Hugging Face is continuing its aggressive push to democratize physical AI. The company’s robotics division has officially unveiled the LeRobot Humanoid, an open-source, bipedal robot designed specifically for robot learning that can be built for roughly $2,500.
Announced via X (formerly Twitter) and detailed in a comprehensive blog post, the project aims to dismantle the primary bottleneck in open-source robotics: the lack of accessible physical platforms to test software. While researchers have long been able to train reinforcement learning policies in simulation, testing those policies in the real world often requires relying on expensive, proprietary, and notoriously fragile "black box" hardware.
The LeRobot Humanoid offers a radically different approach. It prioritizes reproducibility and repairability over cutting-edge performance.

A Full-Stack Philosophy
The LeRobot team is explicitly clear about the robot's positioning: "If you are looking for the most advanced humanoid robot, this is not it. If you are looking for a humanoid you can build, understand, repair, instrument, simulate, and use for learning experiments, this is the robot we are trying to make."
To achieve this, the release goes far beyond just dumping CAD files onto GitHub—a practice that often leads to "performative open-source" projects that are impossible for external teams to actually build. Instead, LeRobot is offering a full-stack ecosystem divided into five core components:
- Hardware: A complete bill of materials, 3D-printable parts, wiring documentation, and motor setup instructions.
- Design Tools: A control-oriented workflow to evaluate mechanical design choices in simulation before committing to a physical build.
- Runtime: Tools for calibration, safety checks, and control that bridge simulation and real-world hardware.
- Identification: Pipelines to replay real-world datasets in simulation, reducing the persistent sim-to-real gap by fitting better simulator parameters.
- Training Zoo: MJLab training environments integrated with the broader lerobot-legged-zoo to train locomotion policies.
This comprehensive approach mirrors a growing industry trend toward establishing "reproducible baselines" to reduce rebuild friction, similar to the strategies seen in the ROBOTO ORIGIN project and Menlo Research's Asimov v1.
The 3D-Printed Economics
The estimated $2,500 price tag is achieved by combining 3D-printed structural components with off-the-shelf hardware and affordable actuators.
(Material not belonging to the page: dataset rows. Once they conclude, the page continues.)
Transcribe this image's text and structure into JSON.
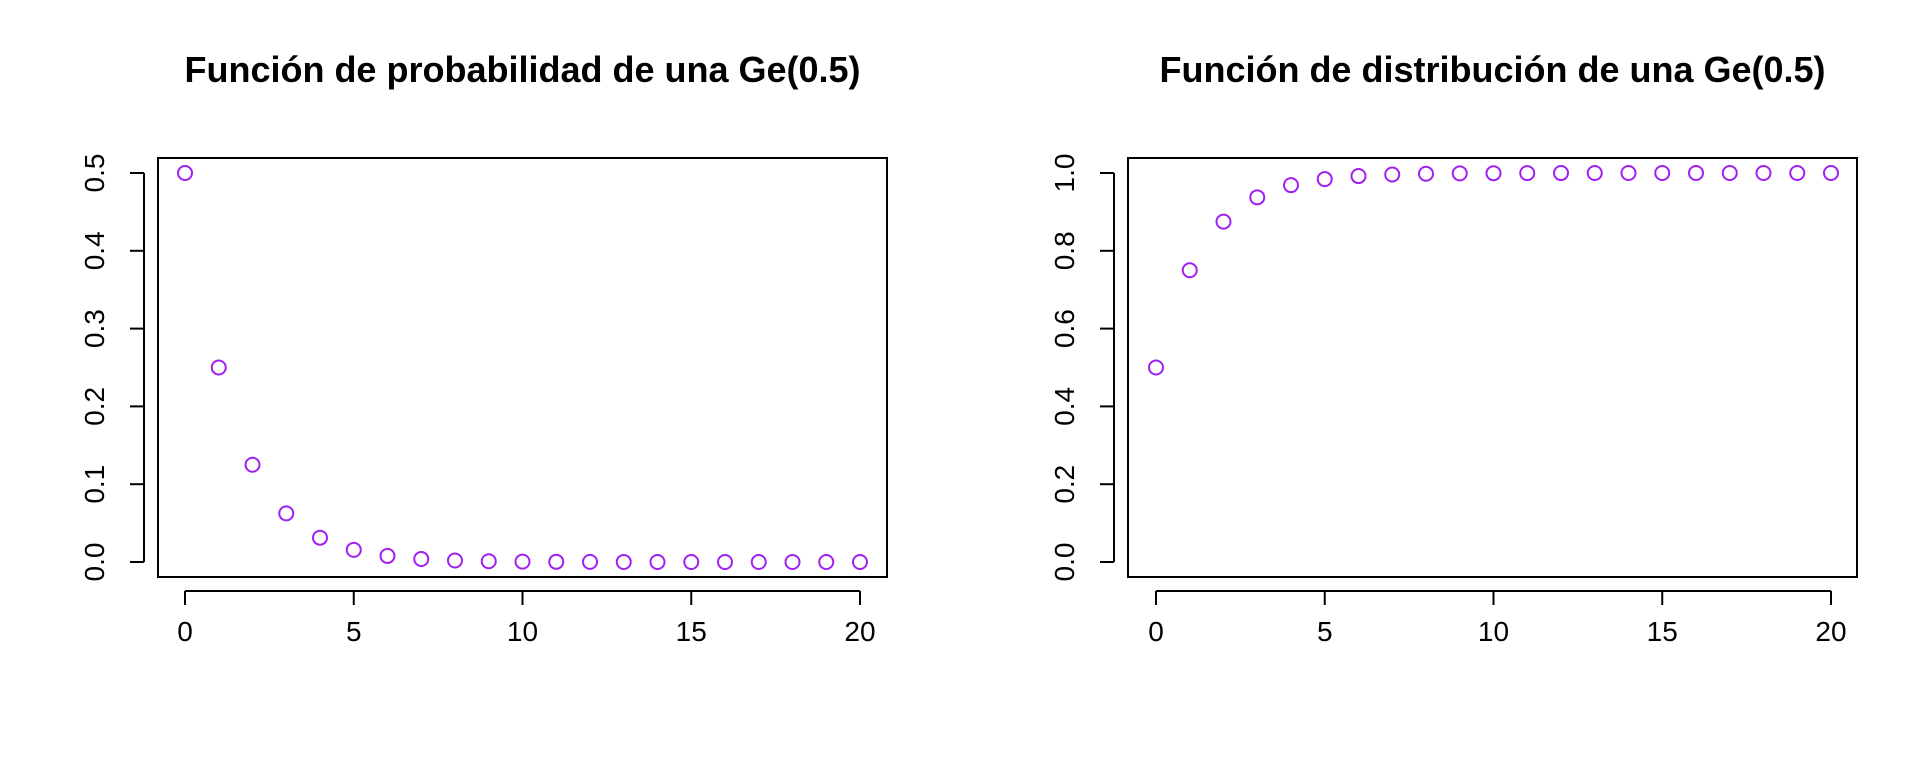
{
  "chart_data": [
    {
      "type": "scatter",
      "title": "Función de probabilidad de una Ge(0.5)",
      "xlabel": "",
      "ylabel": "",
      "xlim": [
        0,
        20
      ],
      "ylim": [
        0,
        0.5
      ],
      "x_ticks": [
        0,
        5,
        10,
        15,
        20
      ],
      "y_ticks": [
        0.0,
        0.1,
        0.2,
        0.3,
        0.4,
        0.5
      ],
      "x_tick_labels": [
        "0",
        "5",
        "10",
        "15",
        "20"
      ],
      "y_tick_labels": [
        "0.0",
        "0.1",
        "0.2",
        "0.3",
        "0.4",
        "0.5"
      ],
      "marker": "open-circle",
      "color": "#a020f0",
      "grid": false,
      "legend": false,
      "x": [
        0,
        1,
        2,
        3,
        4,
        5,
        6,
        7,
        8,
        9,
        10,
        11,
        12,
        13,
        14,
        15,
        16,
        17,
        18,
        19,
        20
      ],
      "y": [
        0.5,
        0.25,
        0.125,
        0.0625,
        0.03125,
        0.015625,
        0.0078125,
        0.00390625,
        0.001953125,
        0.0009765625,
        0.00048828125,
        0.000244140625,
        0.0001220703125,
        6.103515625e-05,
        3.0517578125e-05,
        1.52587890625e-05,
        7.62939453125e-06,
        3.814697265625e-06,
        1.9073486328125e-06,
        9.5367431640625e-07,
        4.76837158203125e-07
      ]
    },
    {
      "type": "scatter",
      "title": "Función de distribución de una Ge(0.5)",
      "xlabel": "",
      "ylabel": "",
      "xlim": [
        0,
        20
      ],
      "ylim": [
        0,
        1
      ],
      "x_ticks": [
        0,
        5,
        10,
        15,
        20
      ],
      "y_ticks": [
        0.0,
        0.2,
        0.4,
        0.6,
        0.8,
        1.0
      ],
      "x_tick_labels": [
        "0",
        "5",
        "10",
        "15",
        "20"
      ],
      "y_tick_labels": [
        "0.0",
        "0.2",
        "0.4",
        "0.6",
        "0.8",
        "1.0"
      ],
      "marker": "open-circle",
      "color": "#a020f0",
      "grid": false,
      "legend": false,
      "x": [
        0,
        1,
        2,
        3,
        4,
        5,
        6,
        7,
        8,
        9,
        10,
        11,
        12,
        13,
        14,
        15,
        16,
        17,
        18,
        19,
        20
      ],
      "y": [
        0.5,
        0.75,
        0.875,
        0.9375,
        0.96875,
        0.984375,
        0.9921875,
        0.99609375,
        0.998046875,
        0.9990234375,
        0.99951171875,
        0.999755859375,
        0.9998779296875,
        0.99993896484375,
        0.999969482421875,
        0.9999847412109375,
        0.9999923706054688,
        0.9999961853027344,
        0.9999980926513672,
        0.9999990463256836,
        0.9999995231628418
      ]
    }
  ]
}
This low cost fundamentally shifts the development paradigm. When a structural part breaks during an aggressive locomotion test, researchers can simply print a replacement rather than waiting months for a proprietary knee joint to ship from a manufacturer.
This launch represents another significant pillar in Hugging Face's broader open-robotics strategy. Over the last year, the company has rapidly assembled the pieces needed to dominate the open-source physical AI space. From establishing the LeRobot software library to acquiring Pollen Robotics to partnering with The Robot Studio on the sub-$3,000 HOPEJr humanoid, Hugging Face is methodically building an end-to-end ecosystem for roboticists.
Experimental but Connected
Despite the polished release, the team emphasizes that the LeRobot Humanoid remains an experimental research platform. Running policies on physical hardware still requires careful calibration, low-gain testing, and a reliable power cutoff.
The current release focuses solely on the bipedal leg assembly, which the team is using for bring-up, data collection, and early locomotion experiments. Video accompanying the announcement demonstrates an early sim-to-real standing policy successfully running on the bipedal hardware. According to the roadmap, upper-body integration and more complex, whole-body behaviors are currently in development.
By providing the community with a cheap, repairable, and deeply integrated hardware target, Hugging Face is making it possible that the next major breakthrough in humanoid control policies might not come from a massive corporate lab, but from a researcher with a 3D printer and $2,500.